Los comunistas transformaron las demostraciones de las dotes guerreras de los mongoles en deportes, pero los deportes para estas mujeres y hombres con espíritu de niños nunca dejaron de ser un juego de seducción. Los ayes y los uhu de los turistas no les importan a los muchachos que se agarran del cuello para que una bella los vea, ni sus aplausos conmueven a la arquera que lanza su dardo hacia un blanco presidido por un espléndido juez de 18 años en el ropón de seda bordada heredado de su abuelo. Aun los niños ganadores de las carreras corren a abrazar a sus abuelos entre las miradas de sus coetáneos con un gusto que es el de mírame, abrázame, tócame.

Mujeres de Mongolia

Ulaan Baatar, 25 de junio de 2007. La primera impresión que dejan las mujeres mogolas al conocerlas es de una seguridad y una independencia asumidas y ejercidas. Al mes y medio de recorrer las zonas de pastoreo donde las nómadas llevan a cabo su vida, generando culturas en íntima relación con el medio ambiente, esta impresión por momentos se fortalece, en otros se debilita, pero nunca se desvanece.

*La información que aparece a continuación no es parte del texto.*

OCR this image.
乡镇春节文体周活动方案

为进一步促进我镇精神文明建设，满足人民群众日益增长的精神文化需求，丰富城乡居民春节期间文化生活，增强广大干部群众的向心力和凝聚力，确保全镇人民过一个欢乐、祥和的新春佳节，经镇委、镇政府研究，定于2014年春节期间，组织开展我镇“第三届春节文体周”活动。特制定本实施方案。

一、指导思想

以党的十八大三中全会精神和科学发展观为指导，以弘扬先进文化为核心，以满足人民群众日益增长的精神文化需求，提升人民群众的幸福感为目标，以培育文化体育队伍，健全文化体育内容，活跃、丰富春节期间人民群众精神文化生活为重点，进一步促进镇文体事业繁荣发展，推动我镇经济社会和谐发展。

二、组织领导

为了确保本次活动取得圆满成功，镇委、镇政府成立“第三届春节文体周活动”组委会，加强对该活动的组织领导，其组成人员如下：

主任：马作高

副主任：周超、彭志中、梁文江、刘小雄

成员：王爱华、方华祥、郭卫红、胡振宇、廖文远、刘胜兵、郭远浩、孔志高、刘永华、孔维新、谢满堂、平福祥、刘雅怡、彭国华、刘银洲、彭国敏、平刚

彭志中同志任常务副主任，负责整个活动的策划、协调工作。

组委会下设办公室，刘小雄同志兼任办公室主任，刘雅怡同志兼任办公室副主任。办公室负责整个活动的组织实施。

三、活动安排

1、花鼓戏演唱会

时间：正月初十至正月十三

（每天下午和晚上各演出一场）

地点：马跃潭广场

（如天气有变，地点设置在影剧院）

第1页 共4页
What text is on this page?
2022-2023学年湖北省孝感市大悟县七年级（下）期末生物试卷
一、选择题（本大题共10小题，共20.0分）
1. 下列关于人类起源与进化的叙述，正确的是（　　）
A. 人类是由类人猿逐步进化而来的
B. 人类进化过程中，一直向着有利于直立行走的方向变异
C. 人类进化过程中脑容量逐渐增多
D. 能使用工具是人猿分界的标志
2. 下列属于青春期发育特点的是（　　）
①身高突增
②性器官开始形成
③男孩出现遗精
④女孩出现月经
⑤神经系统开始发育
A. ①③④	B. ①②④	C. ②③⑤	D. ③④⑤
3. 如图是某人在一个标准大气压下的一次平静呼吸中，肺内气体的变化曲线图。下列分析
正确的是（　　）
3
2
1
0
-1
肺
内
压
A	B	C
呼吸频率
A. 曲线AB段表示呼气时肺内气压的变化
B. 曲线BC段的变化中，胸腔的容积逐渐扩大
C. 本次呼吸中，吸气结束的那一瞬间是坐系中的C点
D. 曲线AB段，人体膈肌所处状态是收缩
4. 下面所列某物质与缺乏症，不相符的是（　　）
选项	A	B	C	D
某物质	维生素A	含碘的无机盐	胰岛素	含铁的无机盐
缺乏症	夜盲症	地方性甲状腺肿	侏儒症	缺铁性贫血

Las mujeres mogolas constituyen el 51 por ciento de la población de un país que, al reunir trece etnias, suma 3.700.000 habitantes, el cincuenta por ciento de los cuales son pastores nómadas. La altísima tasa de alfabetización de Mongolia (el 97% de sus habitantes sabe leer y escribir, y ha cursado el ciclo primario y secundario de la escuela, que es gratuita y cuenta con residencias para las hijas e hijos de las familias nómadas) impulsa a dos mujeres por cada hombre a inscribirse en la Universidad Nacional de Mongolia, o en universidades de menor calidad tanto públicas como privadas.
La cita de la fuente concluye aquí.